De onde veio tamanha força, nem o próprio personagem soube explicar. Entretanto, talvez a violência que descarrega no trato ao objeto de trabalho seja produto da adolescência, quando trabalhou como açougueiro na cidade de Itabaiana, no interior de Sergipe _ foi necessário apenas trocar as mãos pelos pés. “Sempre chutei forte, mas não tinha direção. Quando fui para o Bahia, clube mais estruturado, fui aprendendo e ajustando o chute. Depois de calibrado, os gols começam a sair”, recorda, orgulhoso pelos 84 gols que o colocam como o 15º artilheiro da história tricolor, à frente de qualquer jogador de marcação e também de ídolos como Bobô, Charles, Zé Carlos, Mário, Marito ou Jorge Campos.

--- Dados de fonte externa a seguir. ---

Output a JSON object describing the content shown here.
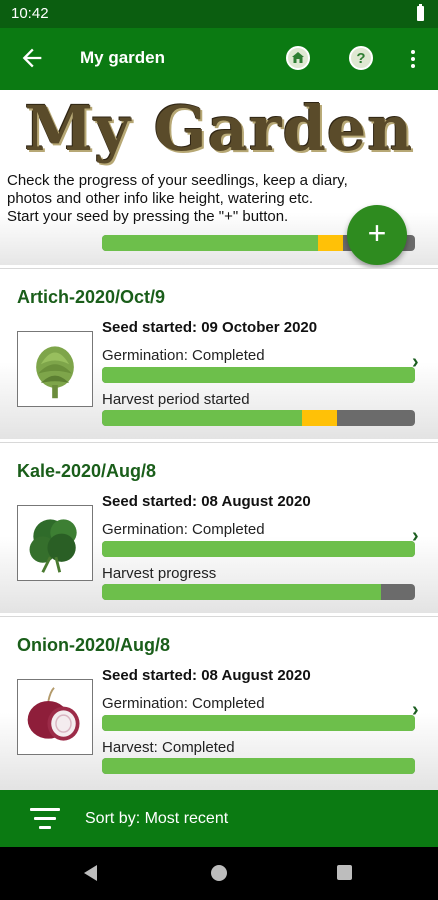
{
  "status_bar": {
    "time": "10:42"
  },
  "app_bar": {
    "title": "My garden",
    "icons": [
      "back-arrow-icon",
      "home-icon",
      "help-icon",
      "more-vert-icon"
    ]
  },
  "header": {
    "logo_text": "My Garden",
    "intro_lines": [
      "Check the progress of your seedlings, keep a diary,",
      "photos and other info like height, watering etc.",
      "Start your seed by pressing the \"+\" button."
    ],
    "progress": {
      "green": 0.69,
      "yellow": 0.08
    },
    "fab_label": "+"
  },
  "cards": [
    {
      "name": "Artich-2020/Oct/9",
      "seed": "Seed started: 09 October 2020",
      "germination_label": "Germination: Completed",
      "germination_progress": 1.0,
      "harvest_label": "Harvest period started",
      "harvest_progress": {
        "green": 0.64,
        "yellow": 0.11
      },
      "icon": "artichoke-image"
    },
    {
      "name": "Kale-2020/Aug/8",
      "seed": "Seed started: 08 August 2020",
      "germination_label": "Germination: Completed",
      "germination_progress": 1.0,
      "harvest_label": "Harvest progress",
      "harvest_progress": {
        "green": 0.89,
        "yellow": 0.0
      },
      "icon": "kale-image"
    },
    {
      "name": "Onion-2020/Aug/8",
      "seed": "Seed started: 08 August 2020",
      "germination_label": "Germination: Completed",
      "germination_progress": 1.0,
      "harvest_label": "Harvest: Completed",
      "harvest_progress": {
        "green": 1.0,
        "yellow": 0.0
      },
      "icon": "onion-image"
    }
  ],
  "sort_bar": {
    "label": "Sort by: Most recent"
  },
  "colors": {
    "primary": "#0b7a12",
    "progress_green": "#6dbf4b",
    "progress_yellow": "#ffc107",
    "progress_gray": "#6b6b6b"
  }
}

A relação com a camisa azul, vermelha e branca começou em 1991, quando o ex-presidente do Itabaiana, José Rocha, o indicou ao colega deputado Paulo Maracajá. Em Salvador, foi colocado para dividir apartamento com os ídolos da época, Naldinho, o arisco ponta, e o meia Luís Henrique, último jogador do Bahia a ser convocado para a Seleção Brasileira, além do zagueiro Jorginho, irmão de Júnior Baiano. “Eu só era mais um perto deles. Parecia o segurança”, explode em risos. “Com o tempo, busquei o meu lugar e as pessoas olharam com outros olhos até que um dia começaram a me parar na rua”.

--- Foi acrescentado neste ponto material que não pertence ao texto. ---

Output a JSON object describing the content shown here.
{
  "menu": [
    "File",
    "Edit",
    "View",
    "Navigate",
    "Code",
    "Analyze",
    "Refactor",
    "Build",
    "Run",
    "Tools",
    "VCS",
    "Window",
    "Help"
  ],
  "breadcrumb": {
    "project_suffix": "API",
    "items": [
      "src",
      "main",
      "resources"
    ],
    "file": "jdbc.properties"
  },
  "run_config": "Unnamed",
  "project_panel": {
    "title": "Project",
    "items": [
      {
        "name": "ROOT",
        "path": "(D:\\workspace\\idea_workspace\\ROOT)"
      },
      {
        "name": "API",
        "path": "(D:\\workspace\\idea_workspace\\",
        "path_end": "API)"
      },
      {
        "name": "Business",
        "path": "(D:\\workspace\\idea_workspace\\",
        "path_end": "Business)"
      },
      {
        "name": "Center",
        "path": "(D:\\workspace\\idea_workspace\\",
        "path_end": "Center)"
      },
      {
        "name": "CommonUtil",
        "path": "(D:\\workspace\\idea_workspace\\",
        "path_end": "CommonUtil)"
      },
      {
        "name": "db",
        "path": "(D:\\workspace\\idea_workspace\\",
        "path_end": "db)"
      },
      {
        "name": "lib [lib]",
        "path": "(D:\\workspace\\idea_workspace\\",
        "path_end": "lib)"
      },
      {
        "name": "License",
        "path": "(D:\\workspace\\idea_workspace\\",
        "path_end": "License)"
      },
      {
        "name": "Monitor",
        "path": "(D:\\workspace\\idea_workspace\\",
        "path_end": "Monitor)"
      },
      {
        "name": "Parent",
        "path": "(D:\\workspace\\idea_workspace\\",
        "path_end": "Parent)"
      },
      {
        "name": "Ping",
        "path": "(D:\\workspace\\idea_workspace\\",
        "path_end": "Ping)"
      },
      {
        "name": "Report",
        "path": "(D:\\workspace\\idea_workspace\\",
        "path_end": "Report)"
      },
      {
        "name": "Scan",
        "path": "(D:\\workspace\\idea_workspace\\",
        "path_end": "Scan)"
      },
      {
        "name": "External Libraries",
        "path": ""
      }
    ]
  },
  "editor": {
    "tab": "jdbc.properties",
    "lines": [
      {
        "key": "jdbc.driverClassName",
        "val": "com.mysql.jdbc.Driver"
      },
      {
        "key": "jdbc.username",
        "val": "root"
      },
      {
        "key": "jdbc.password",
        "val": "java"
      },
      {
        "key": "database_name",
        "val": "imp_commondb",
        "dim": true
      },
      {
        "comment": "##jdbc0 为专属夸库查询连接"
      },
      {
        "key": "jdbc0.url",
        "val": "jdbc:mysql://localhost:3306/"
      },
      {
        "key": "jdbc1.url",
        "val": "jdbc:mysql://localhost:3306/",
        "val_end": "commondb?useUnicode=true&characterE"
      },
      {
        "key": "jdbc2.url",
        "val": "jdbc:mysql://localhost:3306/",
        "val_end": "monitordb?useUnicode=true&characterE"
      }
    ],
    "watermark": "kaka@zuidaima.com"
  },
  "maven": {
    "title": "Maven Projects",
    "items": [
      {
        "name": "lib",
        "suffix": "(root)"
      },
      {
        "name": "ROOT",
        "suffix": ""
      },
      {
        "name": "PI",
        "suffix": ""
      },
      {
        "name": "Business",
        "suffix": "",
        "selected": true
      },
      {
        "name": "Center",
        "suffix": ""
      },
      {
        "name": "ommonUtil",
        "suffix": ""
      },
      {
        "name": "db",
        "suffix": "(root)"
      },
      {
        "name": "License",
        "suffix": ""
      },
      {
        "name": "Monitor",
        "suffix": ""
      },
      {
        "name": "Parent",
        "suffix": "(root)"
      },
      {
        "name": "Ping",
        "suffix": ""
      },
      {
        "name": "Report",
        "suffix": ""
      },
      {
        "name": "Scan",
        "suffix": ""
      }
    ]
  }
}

Felicidade – Lima Sergipano não esconde a felicidade de ter sido destaque do Bahia, clube que o hospedou nos melhores hotéis do país e que o levou a países que nunca imaginou conhecer, como França, Honduras, El Salvador, EUA, Costa Rica, e até Togo, na África. Para ele, o carinho foi reflexo do espírito de luta, algo que o Bahia vem perdendo com o tempo. “A torcida do Bahia gosta de jogador que dê a vida mesmo, que se entregue de corpo e alma, que rale. Eu fazia isto direto e quando perdia chorava, não dormia”, ilustra.

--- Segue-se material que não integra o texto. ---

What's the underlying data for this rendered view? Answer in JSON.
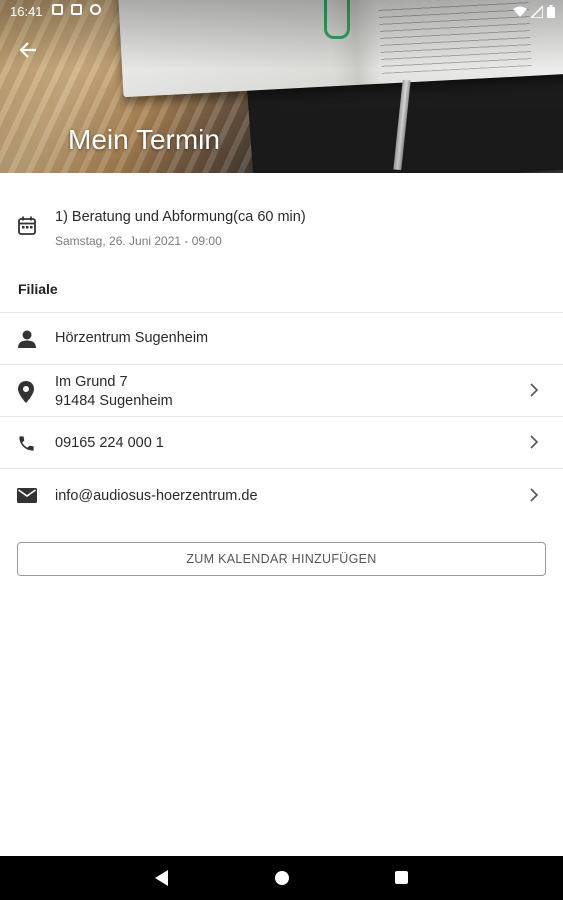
{
  "status_bar": {
    "time": "16:41",
    "notification_icons": [
      "message-icon",
      "clipboard-icon",
      "sync-icon"
    ],
    "system_icons": [
      "wifi-icon",
      "signal-icon",
      "battery-icon"
    ]
  },
  "header": {
    "title": "Mein Termin",
    "back_icon": "arrow-left-icon"
  },
  "appointment": {
    "icon": "calendar-icon",
    "title": "1) Beratung und Abformung(ca 60 min)",
    "date": "Samstag, 26. Juni 2021 - 09:00"
  },
  "branch": {
    "section_label": "Filiale",
    "name": "Hörzentrum Sugenheim",
    "address_line1": "Im Grund 7",
    "address_line2": "91484 Sugenheim",
    "phone": "09165 224 000 1",
    "email": "info@audiosus-hoerzentrum.de"
  },
  "actions": {
    "add_to_calendar_label": "ZUM KALENDAR HINZUFÜGEN"
  },
  "nav_bar": {
    "icons": [
      "nav-back-icon",
      "nav-home-icon",
      "nav-recents-icon"
    ]
  },
  "colors": {
    "primary_text": "#2a2a2a",
    "secondary_text": "#7a7a7a",
    "divider": "#e6e6e6",
    "icon": "#333333"
  }
}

“O canhão do Fazendão”, com o carimbo de nascimento de 21 de março de 1968, só não venceu a batalha contra a teimosia do treinador Evaristo de Macedo. Se o velho mestre o intitulou capitão em 1995, também foi o responsável por mandarem negociá-lo em 1998 e em 2000. “Coisa de Evaristo”, resume. “Ele brigava até com vocês tudo da imprensa… Tinha aquele menino da TV Bahia, Zé Eduardo, o Bocão; o (José Carlos) Mesquita, do Correio da Bahia, imagina? Que figura Evaristo, viu?”, sorri do passado que não lhe foi grato.
Se o técnico campeão brasileiro em 1988 não o quis, o atual comandante tricolor o abrigou duas vezes em sua tropa. À exceção da ida para o São Bento/SP, em 1994, foi Mauro Fernandes quem sempre o contratou quando o Bahia fechou a porta: primeiro foi para o Sport, em 1998; depois, ABC, em 2000. “Mauro é um homem muito bom, exigente demais, mas a pessoa que trabalha certo com ele se dá bem”, aposta, recordando a quinta colocação no Brasileiro da Série A com o rubro-negro pernambucano.
De bom do Bahia, Lima ainda guarda fitas de jogos, matérias na imprensa, o carinho da torcida Bamor e o ensinamento de Paulo Rodrigues: “O importante não é apenas correr, mas jogar”. De ruim, uma dívida de direitos de arena e problemas com o FGTS que o tricolor reluta em quitar. “Tinha tudo para acabar meu vínculo de uma forma bonita, mas foi besteira. O dinheiro era pouco para o Bahia”, lamenta o homem que conserva o mesmo rosto da época que vestia a camisa 5 do adversário desta tarde. “É por isto que ainda não parei. Olho as fotos da época do Bahia e não mudou nada”, diz, em um lapso sobre a atual divisão do Bahia. “Mas Bahia é Bahia até na quinta divisão”, retruca, fuzilando com os olhos´.